Results: Postoperative sepsis occurred in 18 of 210 patients receiving ceftazidime and in 21 of 210 patients receiving an aminoglycoside (8.57% vs. 10.00%, P=0.614). Secondary outcomes, including mortality, postoperative antibiotic duration, renal function parameters, and microbiological eradication rates, were similar between groups. After adjustment, prophylactic regimen was not independently associated with postoperative sepsis (aOR: 1.12, 95% CI: 0.56– 2.21, P=0.753). Independent predictors of postoperative sepsis included failure of microbiological eradication, higher baseline C-reactive protein, and larger stone burden. Findings were consistent in sensitivity analyses.
Conclusion: In this propensity score-matched retrospective cohort, aminoglycoside versus ceftazidime prophylaxis was not independently associated with postoperative sepsis. These findings support consideration of shorter prophylactic strategies in carefully selected patients, but do not establish noninferiority and require confirmation in prospective adequately powered studies.
Keywords: urinary calculi, antibiotic prophylaxis, aminoglycosides, ceftazidime, sepsis, propensity score matching
Introduction
Urolithiasis is one of the most common diseases of the urinary system worldwide.1 Endourological procedures, including ureteroscopic lithotripsy and percutaneous nephrolithotomy (PCNL), have become standard treatment modalities. However, intraoperative manipulation may facilitate bacterial translocation into the bloodstream,2 leading to severe infectious complications such as urosepsis.3 Therefore, perioperative antibiotic prophylaxis is widely regarded as a key strategy to reduce the risk of postoperative infections.4–6
According to current clinical guidelines, patients with positive urine cultures or a large stone burden are usually recommended to receive approximately one week of antibiotic prophylaxis prior to retrograde urinary tract interventions.4 Ceftazidime is one of the commonly used agents for this purpose, exhibiting strong antimicrobial activity against frequent uropathogens such as Escherichia coli. Approximately 95% of ceftazidime is excreted unchanged by the kidneys, resulting in high urinary concentrations and a favorable safety profile.7 Notably, clinical practice at our center suggests that shortening the prophylactic course to three days may still provide effective infection prevention. Nevertheless, ceftazidime has limited activity against extended-spectrum β-lactamase (ESBL)–producing organisms,8 a limitation of increasing concern in the context of escalating antimicrobial resistance.
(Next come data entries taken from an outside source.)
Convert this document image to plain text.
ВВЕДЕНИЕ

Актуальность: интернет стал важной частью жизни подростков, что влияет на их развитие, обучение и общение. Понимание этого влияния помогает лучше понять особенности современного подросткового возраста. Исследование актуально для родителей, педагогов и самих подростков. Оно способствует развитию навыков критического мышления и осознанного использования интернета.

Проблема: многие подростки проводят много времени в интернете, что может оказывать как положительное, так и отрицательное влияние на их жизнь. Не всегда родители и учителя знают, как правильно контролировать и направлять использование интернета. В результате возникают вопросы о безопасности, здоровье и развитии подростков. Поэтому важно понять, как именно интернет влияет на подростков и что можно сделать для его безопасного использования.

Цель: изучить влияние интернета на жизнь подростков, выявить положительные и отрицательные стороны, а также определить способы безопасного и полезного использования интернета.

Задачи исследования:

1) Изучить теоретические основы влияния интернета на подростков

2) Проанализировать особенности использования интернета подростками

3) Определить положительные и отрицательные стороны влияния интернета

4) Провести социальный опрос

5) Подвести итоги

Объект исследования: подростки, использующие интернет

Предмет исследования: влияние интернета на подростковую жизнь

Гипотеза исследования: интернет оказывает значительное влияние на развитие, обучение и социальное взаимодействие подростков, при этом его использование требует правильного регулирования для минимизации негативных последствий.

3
In contrast, aminoglycosides (eg, amikacin and netilmicin) achieve extremely high urinary concentrations and exhibit a pronounced post-antibiotic effect.9 These agents maintain robust activity against a broad range of Gram-negative pathogens, including ESBL-producing strains. Based on their pharmacokinetic and pharmacodynamic characteristics, the 2024 Infectious Diseases Society of America (IDSA) guidelines recommend that single-dose aminoglycoside therapy may be considered for the treatment of lower urinary tract infections caused by resistant organisms.10 Although nephrotoxicity and ototoxicity remain important safety concerns, short-term or single-dose administration has been shown to substantially reduce these risks.11
Against this background, an important clinical question arises: does a three-day ceftazidime regimen or a single-day aminoglycoside regimen provide superior efficacy and safety in preventing postoperative sepsis following urolithiasis surgery? To address this issue, we conducted a retrospective cohort study comparing these two prophylactic strategies in real-world clinical practice, aiming to generate evidence to inform and optimize perioperative antibiotic decision-making.
Materials and Methods
Study Design and Population
This retrospective cohort study was conducted at the Department of Urology, Shanxi Provincial People’s Hospital. All treatment decisions, including prophylactic antibiotic selection, were made as part of routine clinical care before study conception. After completion of treatment, clinical data were retrospectively extracted from the electronic medical record system for all eligible patients who underwent minimally invasive surgery for urolithiasis between January 1, 2022 and February 28, 2025.
The study protocol was approved by the Ethics Committee of Shanxi Provincial People’s Hospital (ID: 2025175), and the requirement for informed consent was waived due to the retrospective nature of the study. Patient data were de-identified/anonymized prior to analysis, confidentiality was strictly maintained, and the study was conducted in accordance with the Declaration of Helsinki.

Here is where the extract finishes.